As such, the international agency argued that the United States should focus its economic policy on restoring a budget balance, and quickly at that. While the IMF recognized the need for more military and security spending in light of the terrorist attacks and new global risks that need to be addressed, it nonetheless stressed the need for more disciplined spending by the government. It also called for better, and broader, ways of increasing the tax base, for example by reducing corporate and personal income tax preferences including corporate tax shelters and mortgage interest deductibility. It also reported that energy taxes "which are comparatively light in the United States", could be a good way of increasing government income.
While economists may argue on whether the IMF's assessment of the state of the U.S. economy and its suggestions for dealing with the ballooning deficits, it is unlikely that U.S. policymakers will take much, if any, of the IMF's warnings and suggestions to heart. For one, neither the Republican nor Democratic administration has had a track record of not taking much notice of what the IMF suggests about directing the U.S. economy.

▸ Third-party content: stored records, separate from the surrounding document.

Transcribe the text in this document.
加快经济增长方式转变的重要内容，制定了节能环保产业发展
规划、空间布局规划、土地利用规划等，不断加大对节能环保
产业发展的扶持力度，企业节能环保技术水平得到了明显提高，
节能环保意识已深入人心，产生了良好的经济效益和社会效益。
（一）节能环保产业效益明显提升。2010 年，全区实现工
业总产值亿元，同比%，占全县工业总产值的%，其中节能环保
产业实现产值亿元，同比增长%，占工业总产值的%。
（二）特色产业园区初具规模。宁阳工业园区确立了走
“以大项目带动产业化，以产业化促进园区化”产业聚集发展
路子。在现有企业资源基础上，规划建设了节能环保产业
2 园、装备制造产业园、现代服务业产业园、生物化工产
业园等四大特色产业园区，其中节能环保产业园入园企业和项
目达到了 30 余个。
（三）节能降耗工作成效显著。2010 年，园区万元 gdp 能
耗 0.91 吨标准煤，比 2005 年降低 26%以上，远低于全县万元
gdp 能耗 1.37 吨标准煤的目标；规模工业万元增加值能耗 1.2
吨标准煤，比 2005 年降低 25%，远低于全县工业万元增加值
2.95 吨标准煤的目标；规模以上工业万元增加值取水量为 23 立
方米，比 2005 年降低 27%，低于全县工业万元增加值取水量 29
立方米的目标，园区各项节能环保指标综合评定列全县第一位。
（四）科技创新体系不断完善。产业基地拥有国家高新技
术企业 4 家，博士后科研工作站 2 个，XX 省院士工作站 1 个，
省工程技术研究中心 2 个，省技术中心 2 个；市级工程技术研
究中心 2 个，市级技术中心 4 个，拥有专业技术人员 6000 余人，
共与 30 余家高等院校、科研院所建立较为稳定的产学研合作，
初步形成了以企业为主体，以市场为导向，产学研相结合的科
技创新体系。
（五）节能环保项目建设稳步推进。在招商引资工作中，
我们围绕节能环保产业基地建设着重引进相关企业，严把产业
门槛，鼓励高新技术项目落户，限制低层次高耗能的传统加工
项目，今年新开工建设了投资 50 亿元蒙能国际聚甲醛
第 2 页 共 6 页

But more significantly, the United States is the single largest shareholder in the IMF, and is effectively its boss. Unlike many developing nations or countries in financial crises such as Argentina or Turkey, the United States is the biggest provider of funds to the international agency. As such, it does not borrow money from the IMF, and thus it is free from the so-called conditionalities that the IMF would impose upon those countries that would become borrowers of their funds.
And given that the IMF is prescribing such measures such as eliminating corporate tax shelters and introducing bigger energy taxes as the nation gears up for a presidential election, such unpopular policies suggested by an international organization are highly unlikely to gain much support among U.S. policymakers.